Smooth and lightly smokey, scamorza melted over a ripe tomato atop a sweet, chewy crumpet. Sometimes in summer I just can’t face another salad.
And thankfully a slice of Massimo’s scamorza, pronounced sca-MORT-za and a saucy crumpet lift this grilled cheese on toast out of the prosaic.
Scamorza is an Italian-style pasta fillata, or stretched curd cheese. Cousin to mozarella and provolone, the curds are heated and stretched giving pasta filata cheeses a pliable texture that holds together when grilled.

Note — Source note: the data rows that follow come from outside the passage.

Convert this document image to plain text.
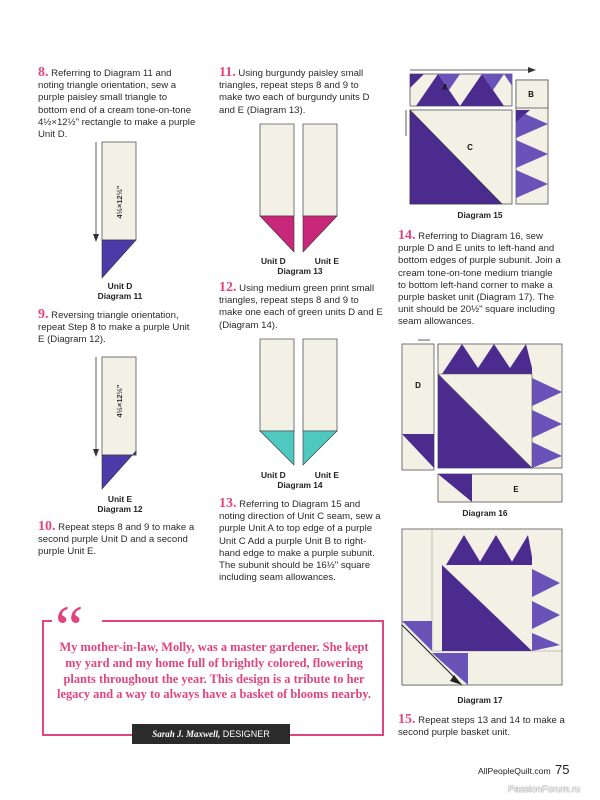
8. Referring to Diagram 11 and noting triangle orientation, sew a purple paisley small triangle to bottom end of a cream tone-on-tone 4½×12½" rectangle to make a purple Unit D.
4½×12½"
Unit D
Diagram 11
9. Reversing triangle orientation, repeat Step 8 to make a purple Unit E (Diagram 12).
4½×12½"
Unit E
Diagram 12
10. Repeat steps 8 and 9 to make a second purple Unit D and a second purple Unit E.
11. Using burgundy paisley small triangles, repeat steps 8 and 9 to make two each of burgundy units D and E (Diagram 13).
Unit D	Unit E
Diagram 13
12. Using medium green print small triangles, repeat steps 8 and 9 to make one each of green units D and E (Diagram 14).
Unit D	Unit E
Diagram 14
13. Referring to Diagram 15 and noting direction of Unit C seam, sew a purple Unit A to top edge of a purple Unit C Add a purple Unit B to right-hand edge to make a purple subunit. The subunit should be 16½" square including seam allowances.
A
C
B
Diagram 15
14. Referring to Diagram 16, sew purple D and E units to left-hand and bottom edges of purple subunit. Join a cream tone-on-tone medium triangle to bottom left-hand corner to make a purple basket unit (Diagram 17). The unit should be 20½" square including seam allowances.
D
E
Diagram 16
Diagram 17
15. Repeat steps 13 and 14 to make a second purple basket unit.
“
My mother-in-law, Molly, was a master gardener. She kept my yard and my home full of brightly colored, flowering plants throughout the year. This design is a tribute to her legacy and a way to always have a basket of blooms nearby.
Sarah J. Maxwell, DESIGNER
AllPeopleQuilt.com 75
PassionForum.ru
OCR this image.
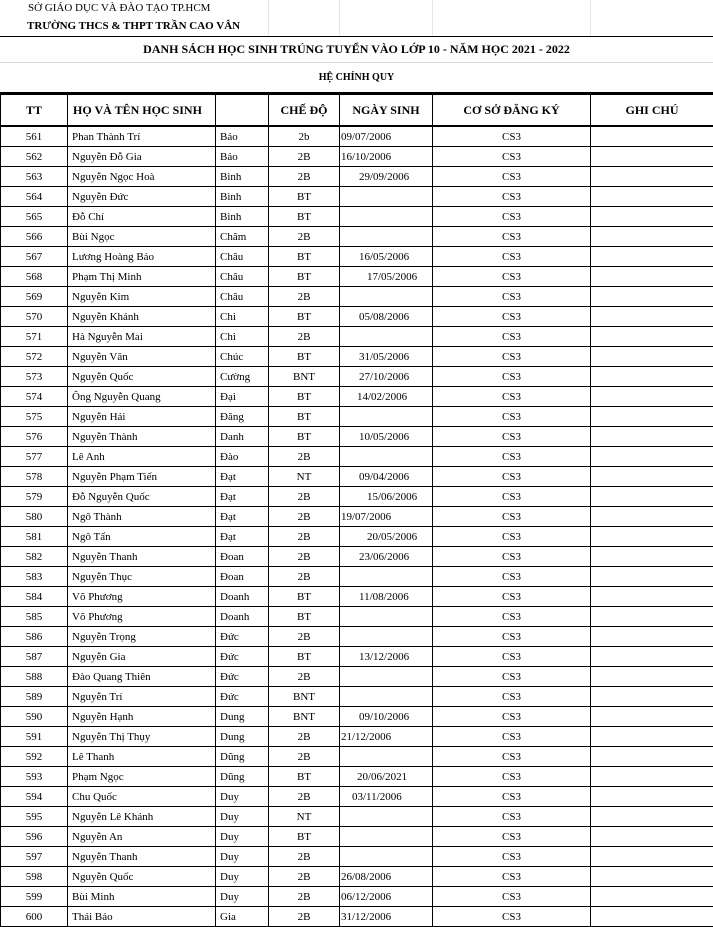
SỞ GIÁO DỤC VÀ ĐÀO TẠO TP.HCM				
TRƯỜNG THCS & THPT TRẦN CAO VÂN				
DANH SÁCH HỌC SINH TRÚNG TUYỂN VÀO LỚP 10 - NĂM HỌC 2021 - 2022				
HỆ CHÍNH QUY				
TT	HỌ VÀ TÊN HỌC SINH		CHẾ ĐỘ	NGÀY SINH	CƠ SỞ ĐĂNG KÝ	GHI CHÚ
561	Phan Thành Trí	Bảo	2b	09/07/2006	CS3	
562	Nguyễn Đỗ Gia	Bảo	2B	16/10/2006	CS3	
563	Nguyễn Ngọc Hoà	Bình	2B	29/09/2006	CS3	
564	Nguyễn Đức	Bình	BT		CS3	
565	Đỗ Chí	Bình	BT		CS3	
566	Bùi Ngọc	Châm	2B		CS3	
567	Lương Hoàng Bảo	Châu	BT	16/05/2006	CS3	
568	Phạm Thị Minh	Châu	BT	17/05/2006	CS3	
569	Nguyễn Kim	Châu	2B		CS3	
570	Nguyễn Khánh	Chi	BT	05/08/2006	CS3	
571	Hà Nguyễn Mai	Chi	2B		CS3	
572	Nguyễn Văn	Chúc	BT	31/05/2006	CS3	
573	Nguyễn Quốc	Cường	BNT	27/10/2006	CS3	
574	Ông Nguyễn Quang	Đại	BT	14/02/2006	CS3	
575	Nguyễn Hải	Đăng	BT		CS3	
576	Nguyễn Thành	Danh	BT	10/05/2006	CS3	
577	Lê Anh	Đào	2B		CS3	
578	Nguyễn Phạm Tiến	Đạt	NT	09/04/2006	CS3	
579	Đỗ Nguyễn Quốc	Đạt	2B	15/06/2006	CS3	
580	Ngô Thành	Đạt	2B	19/07/2006	CS3	
581	Ngô Tấn	Đạt	2B	20/05/2006	CS3	
582	Nguyễn Thanh	Đoan	2B	23/06/2006	CS3	
583	Nguyễn Thục	Đoan	2B		CS3	
584	Võ Phương	Doanh	BT	11/08/2006	CS3	
585	Võ Phương	Doanh	BT		CS3	
586	Nguyễn Trọng	Đức	2B		CS3	
587	Nguyễn Gia	Đức	BT	13/12/2006	CS3	
588	Đào Quang Thiên	Đức	2B		CS3	
589	Nguyễn Trí	Đức	BNT		CS3	
590	Nguyễn Hạnh	Dung	BNT	09/10/2006	CS3	
591	Nguyễn Thị Thụy	Dung	2B	21/12/2006	CS3	
592	Lê Thanh	Dũng	2B		CS3	
593	Phạm Ngọc	Dũng	BT	20/06/2021	CS3	
594	Chu Quốc	Duy	2B	03/11/2006	CS3	
595	Nguyễn Lê Khánh	Duy	NT		CS3	
596	Nguyễn An	Duy	BT		CS3	
597	Nguyễn Thanh	Duy	2B		CS3	
598	Nguyễn Quốc	Duy	2B	26/08/2006	CS3	
599	Bùi Minh	Duy	2B	06/12/2006	CS3	
600	Thái Bảo	Gia	2B	31/12/2006	CS3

Made the same way as mozarella, scamorza is salted, aged and sometimes smoked giving it a a thin edible rind.
This scamorza was made by Massimo‘s, an Auckland-based cheese company. Massimo came to New Zealand and was amazed at the lack of fresh mozarella in a country with such great dairy, Three years and an apprenticeship later he came back and is producing delicious Italian-style cheeses.
Caciocavallo is another of Massimo’s cheeses. Meaning “cheese on horseback,” it’s shaped like a gourd, bound with rope and slung over a wooden board to drain and age. Older than scamorza it takes on fruity, more complex flavours.
Both these cheeses are great grilled on toast, with good bread, a little sweetness from caramelised onions or a summer tomato and narry a salad green in sight.